Similar to TLRs, NOD1 and NOD2 stimulation triggers the activation of NF-κB and MAPKs, which are critical factors for the production of proinflammatory cytokines; the adaptor molecule RIP2 is required for this.15 However, in contrast to TLRs, the association between NOD1 and NOD2 signaling and allergic asthma is poorly understood. Based on several indirect lines of evidence of its involvement in allergic asthma,19,20 we sought to determine the role of RIP2 in OVA-induced airway inflammation. We found no significant differences between WT and RIP2-deficient mice in terms of the severity of lung inflammation, total cell infiltration in BAL fluid, IL-5 and IL-13 levels in lung extracts, or serum antigen-specific IgE and IgG1 levels of mice challenged intranasally with OVA. A recent study showed that serum samples from normal mice, but not antibiotic-treated mice, had NOD1- and NOD2-stimulating activity,31 suggesting that microbiota may steadily release NOD1- and NOD2-stimulatory factors (e.g., peptidoglycans) into the body fluid. Therefore, in this study, we compared various parameters between WT and RIP2-deficient mice in the absence of NOD1 and NOD2 stimulation to mimic physiological conditions. Consistent with the findings of a previous study,32 we found that WT and RIP2-deficient mice immunized with OVA and alum without NOD1 and NOD2 ligands, did not show differences in serum antigen-specific IgG levels. Eosinophilic infiltration into the lung by OVA was also not impaired in RIP2-deficient mice compared with WT mice.33 In addition, RIP2 is not essential for T-cell proliferation and differentiation.34 Taken together, our results indicate that under normal conditions, RIP2 deficiency is not associated with the development of allergic airway inflammation. Nevertheless, it is necessary to define the role of RIP2 in the development of allergic disease under NOD1 and NOD2 activation; Magalhaes et al.32 showed that RIP2 is required for NOD1- and NOD2-induced Th2 immunity. NOD1 and NOD2 ligands increased the number of OVA-specific cells producing IL-4 and IL-5 in the splenocytes of WT mice, but not in RIP2-deficient mice.32 In addition, RIP2 is essential for OVA-specific IgG1 production, mediated by NOD1 and NOD2 stimulation.32 These findings suggest that RIP2 may affect the development of allergic disease mediated by NOD1 and NOD2 activation.

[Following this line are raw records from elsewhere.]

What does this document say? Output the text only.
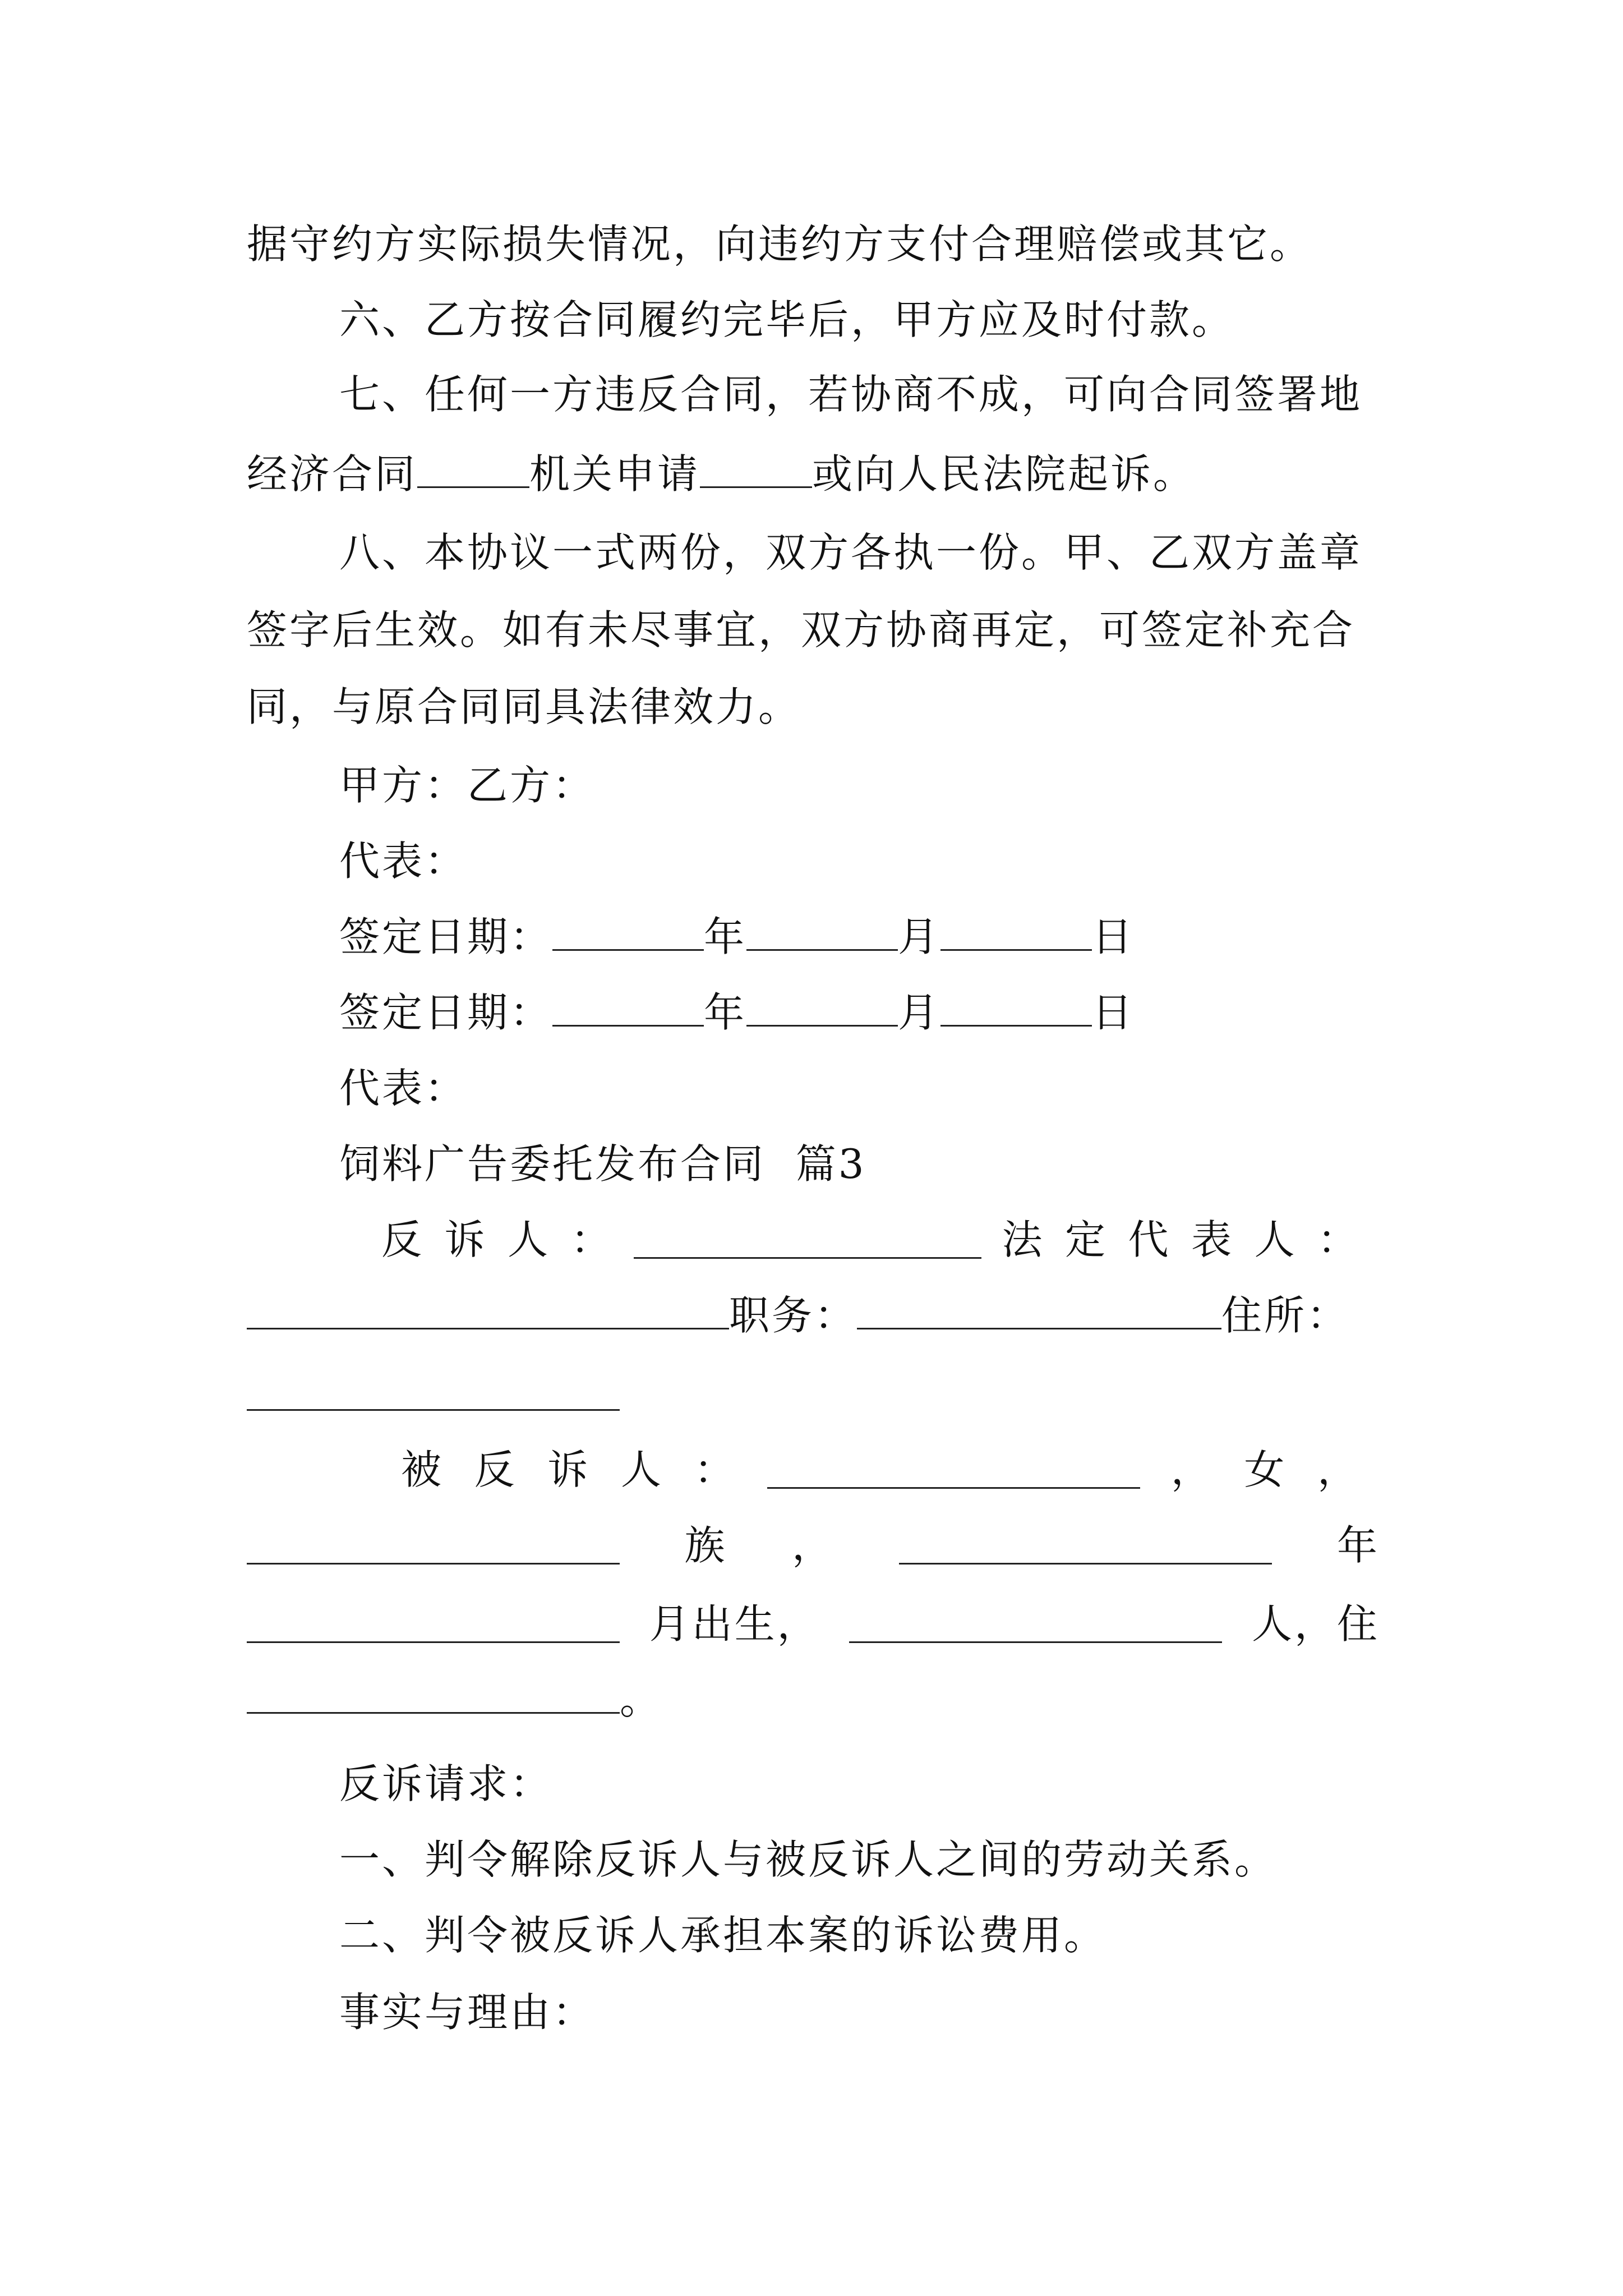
据守约方实际损失情况，向违约方支付合理赔偿或其它。
六、乙方按合同履约完毕后，甲方应及时付款。
七、任何一方违反合同，若协商不成，可向合同签署地
经济合同	机关申请	或向人民法院起诉。
八、本协议一式两份，双方各执一份。甲、乙双方盖章
签字后生效。如有未尽事宜，双方协商再定，可签定补充合
同，与原合同同具法律效力。
甲方：乙方：
代表：
签定日期：	年	月	日
签定日期：	年	月	日
代表：
饲料广告委托发布合同  篇3
反 诉 人 ：	法 定 代 表 人 ：
职务：	住所：
被 反 诉 人 ：	， 女 ，
族 ，	年
月出生，	人，住
。
反诉请求：
一、判令解除反诉人与被反诉人之间的劳动关系。
二、判令被反诉人承担本案的诉讼费用。
事实与理由：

Microbial infections are thought to affect the development or severity of allergic asthma through TLR-mediated signaling.33,35 NOD1 and NOD2 cooperate with TLRs to induce the innate immune response against microbial infections.36 Listeria-induced production of cytokines was impaired in NOD1/2 double- or RIP2-deficient macrophages after LPS exposure.37 RIP2 deficiency also led to decreased production of cytokines in TLR-tolerized macrophages in response to Pseudomonas infection, and protected mice from lethality induced by the bacterial infection.38 Therefore, it is necessary to clarify whether NOD1/2 and RIP2 contribute to the control of the development of allergic diseases mediated by microbial infection.